The state of data governance was also top of mind. Gartner VP analyst Saul Judah declared, to the surprise of probably no one, that the support for data governance programs has yet to be matched by their success.
To level-set, Judah defined data governance as “the specification of designation rights and an accountability framework to ensure appropriate behavior in the valuation, creation, consumption, and control of data and analytics” — and listed its 7 must-haves:
Accountability and decision rights
Trust
Transparency and ethics
Risk and security
Education and training
Collaboration and culture
Value and outcomes
Note that none of those foundations start with a platform or software; achieving governance initiatives requires the business alignment and attention to human needs I mentioned earlier.
Want more buy-in? Judah recommended that you:
Demonstrate that governance is a way to get things done, rather than something that gets in the way.

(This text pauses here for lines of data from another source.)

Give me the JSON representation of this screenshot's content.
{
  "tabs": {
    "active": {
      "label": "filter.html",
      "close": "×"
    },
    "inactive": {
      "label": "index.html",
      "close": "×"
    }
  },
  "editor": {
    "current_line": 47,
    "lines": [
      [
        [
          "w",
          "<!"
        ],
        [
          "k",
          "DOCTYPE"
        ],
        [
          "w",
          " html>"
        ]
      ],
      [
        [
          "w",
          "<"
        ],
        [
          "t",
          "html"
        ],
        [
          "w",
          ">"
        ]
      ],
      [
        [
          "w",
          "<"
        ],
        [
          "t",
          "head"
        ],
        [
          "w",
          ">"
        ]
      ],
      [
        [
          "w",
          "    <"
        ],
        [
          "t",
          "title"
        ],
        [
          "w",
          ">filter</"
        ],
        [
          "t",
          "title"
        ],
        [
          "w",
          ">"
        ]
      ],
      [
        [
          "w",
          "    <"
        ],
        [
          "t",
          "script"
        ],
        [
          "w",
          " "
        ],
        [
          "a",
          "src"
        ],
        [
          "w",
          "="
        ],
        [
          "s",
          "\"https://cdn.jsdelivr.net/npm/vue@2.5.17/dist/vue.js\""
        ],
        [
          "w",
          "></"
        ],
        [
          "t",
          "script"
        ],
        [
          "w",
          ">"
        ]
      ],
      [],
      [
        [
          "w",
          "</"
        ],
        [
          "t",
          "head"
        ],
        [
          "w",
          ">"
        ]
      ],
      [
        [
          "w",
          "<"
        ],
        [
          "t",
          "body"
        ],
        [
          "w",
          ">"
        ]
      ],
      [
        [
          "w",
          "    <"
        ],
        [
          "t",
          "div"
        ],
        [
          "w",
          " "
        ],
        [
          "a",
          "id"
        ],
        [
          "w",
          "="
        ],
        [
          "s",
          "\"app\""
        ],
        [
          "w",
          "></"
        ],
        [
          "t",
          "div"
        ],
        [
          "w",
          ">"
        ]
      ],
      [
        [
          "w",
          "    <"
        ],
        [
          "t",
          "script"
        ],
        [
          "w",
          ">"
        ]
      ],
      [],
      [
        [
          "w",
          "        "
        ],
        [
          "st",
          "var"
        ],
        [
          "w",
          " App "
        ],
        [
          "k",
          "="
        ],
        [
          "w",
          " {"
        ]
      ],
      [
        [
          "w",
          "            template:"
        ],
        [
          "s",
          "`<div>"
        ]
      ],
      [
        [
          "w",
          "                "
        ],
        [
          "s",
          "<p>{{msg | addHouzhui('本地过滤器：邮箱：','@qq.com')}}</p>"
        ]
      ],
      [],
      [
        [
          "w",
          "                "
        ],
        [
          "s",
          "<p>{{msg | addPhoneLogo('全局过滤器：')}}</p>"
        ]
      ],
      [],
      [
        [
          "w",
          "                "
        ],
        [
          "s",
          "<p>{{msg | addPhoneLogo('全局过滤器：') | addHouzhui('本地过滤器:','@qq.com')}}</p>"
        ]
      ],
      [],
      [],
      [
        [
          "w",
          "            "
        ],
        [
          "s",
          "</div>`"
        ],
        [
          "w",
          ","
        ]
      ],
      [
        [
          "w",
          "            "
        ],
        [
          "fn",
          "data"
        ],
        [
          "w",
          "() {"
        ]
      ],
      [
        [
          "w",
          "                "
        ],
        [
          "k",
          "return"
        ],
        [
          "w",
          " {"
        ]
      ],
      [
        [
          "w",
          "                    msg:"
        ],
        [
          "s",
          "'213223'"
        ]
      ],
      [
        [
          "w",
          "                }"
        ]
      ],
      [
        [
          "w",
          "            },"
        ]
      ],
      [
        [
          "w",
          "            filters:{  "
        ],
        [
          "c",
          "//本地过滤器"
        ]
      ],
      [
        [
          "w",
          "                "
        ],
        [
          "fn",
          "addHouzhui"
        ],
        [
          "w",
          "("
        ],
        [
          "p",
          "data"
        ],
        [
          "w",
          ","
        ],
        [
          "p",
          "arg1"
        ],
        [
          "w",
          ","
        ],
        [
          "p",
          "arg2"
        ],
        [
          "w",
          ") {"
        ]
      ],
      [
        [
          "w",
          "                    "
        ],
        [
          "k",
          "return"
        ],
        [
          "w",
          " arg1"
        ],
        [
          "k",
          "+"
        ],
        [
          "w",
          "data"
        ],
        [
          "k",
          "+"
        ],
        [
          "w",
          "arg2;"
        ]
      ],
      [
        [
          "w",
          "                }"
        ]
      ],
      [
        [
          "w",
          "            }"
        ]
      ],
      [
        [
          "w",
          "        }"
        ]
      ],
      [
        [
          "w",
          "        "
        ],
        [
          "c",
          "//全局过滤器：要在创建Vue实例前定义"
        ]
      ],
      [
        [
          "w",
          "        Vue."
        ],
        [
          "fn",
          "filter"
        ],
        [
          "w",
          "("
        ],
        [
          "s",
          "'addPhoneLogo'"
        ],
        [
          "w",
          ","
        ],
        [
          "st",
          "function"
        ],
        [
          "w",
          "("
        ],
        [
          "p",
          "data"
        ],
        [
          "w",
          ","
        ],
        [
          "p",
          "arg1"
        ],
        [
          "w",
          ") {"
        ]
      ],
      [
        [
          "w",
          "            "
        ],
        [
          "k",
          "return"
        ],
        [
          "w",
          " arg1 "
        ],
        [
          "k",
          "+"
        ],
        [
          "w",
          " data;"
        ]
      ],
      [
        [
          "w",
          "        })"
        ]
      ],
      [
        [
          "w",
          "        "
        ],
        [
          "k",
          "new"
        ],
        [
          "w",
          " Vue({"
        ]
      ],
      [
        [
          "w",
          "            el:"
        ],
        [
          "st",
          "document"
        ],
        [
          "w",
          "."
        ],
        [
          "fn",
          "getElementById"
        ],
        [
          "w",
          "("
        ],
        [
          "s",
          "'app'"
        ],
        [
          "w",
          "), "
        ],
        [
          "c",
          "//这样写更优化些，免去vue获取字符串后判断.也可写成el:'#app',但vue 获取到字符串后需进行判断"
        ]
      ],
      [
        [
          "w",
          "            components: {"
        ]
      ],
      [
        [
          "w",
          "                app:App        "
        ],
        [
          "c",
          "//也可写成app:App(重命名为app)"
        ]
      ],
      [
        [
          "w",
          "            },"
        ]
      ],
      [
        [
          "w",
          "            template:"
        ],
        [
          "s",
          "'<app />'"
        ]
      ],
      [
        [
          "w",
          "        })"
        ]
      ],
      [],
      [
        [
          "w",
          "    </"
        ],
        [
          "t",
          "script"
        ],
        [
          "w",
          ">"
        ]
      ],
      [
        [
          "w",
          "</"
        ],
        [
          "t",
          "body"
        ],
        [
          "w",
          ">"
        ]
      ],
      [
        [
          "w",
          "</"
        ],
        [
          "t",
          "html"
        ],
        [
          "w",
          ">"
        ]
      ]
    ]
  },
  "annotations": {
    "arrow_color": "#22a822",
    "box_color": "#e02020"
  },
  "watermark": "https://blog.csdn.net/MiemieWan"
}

Assure stakeholders that governance is not a one-size-fits-all approach and that different kinds of governance satisfy different needs.
Encourage engagement and ownership — governance is a team sport! — while enlisting stakeholder champions to help you modernize governance for the digital age.
Kam Rokon, a data officer at WoodmenLife, a fraternal benefit society that operates a privately held insurance company for its members, joined me and former Gartner VP analyst Sanjeev Mohan to discuss how Alation helps the Omaha-based company manage its data and migrate it to the cloud.
Alation is helping WoodmenLife find all its data and prioritize it for migration into what Rokon called “a new, intentional landscape” that includes Azure, Snowflake, and Power BI. Rokon noted that “we’re also using it to figure out who’s going to own the data — all these subject matter experts that have a lot of information — and get it all into one place, especially as long-tenured employees leave the company.”
The most important element of this new landscape? Data governance. “I use the word ‘intentional’ because that’s what you have to do with your data,” said Rokon, “and data governance is the way to get there.”
He compared governance to the U.S. Interstate Highway System: If there weren’t signs telling you where you were headed and how fast you can go, no one would use the roads. Likewise, “when you’re not doing things like pulling data from every location, saving copies in different places, publishing things left and right, and updating code without documentation — that’s good governance.”
Indeed, automation was on everyone’s minds. Nowhere was this more clear than in Mark Beyer’s presentation, “The Active Metadata Helix: The Benefits of Automating Data Management.”
Beyer entreated the audience to stop designing data, and to start observing metadata to learn from human-data behaviors and automate alerts for when things change.
Metadata, Beyer argued, tells illuminating stories, offering “the narrative and evidence of real use cases, from real users and real requirements.” We couldn’t agree more. Indeed, one of Alation’s most vital capabilities, query-log ingestion, learns from how people interact with data to automate future data suggestions and guidance for newcomers.
Finally, although tech summits often focus on “what’s next,” it’s more vital than ever to consider not just that “next” cutting-edge innovation, but rather ways to future-proof enterprise data stacks against the “next” trend. Can your stack accommodate the next big thing?
In a world where all signs lean toward increased decentralization (think data mesh, for starters) to foster a data culture that encourages data literacy beyond just your data experts, you’ll need to think architecturally — the entire forest, not just a new breed of tree — to future-proof your stack for the long term.
That’s why I’m looking forward to what’s next.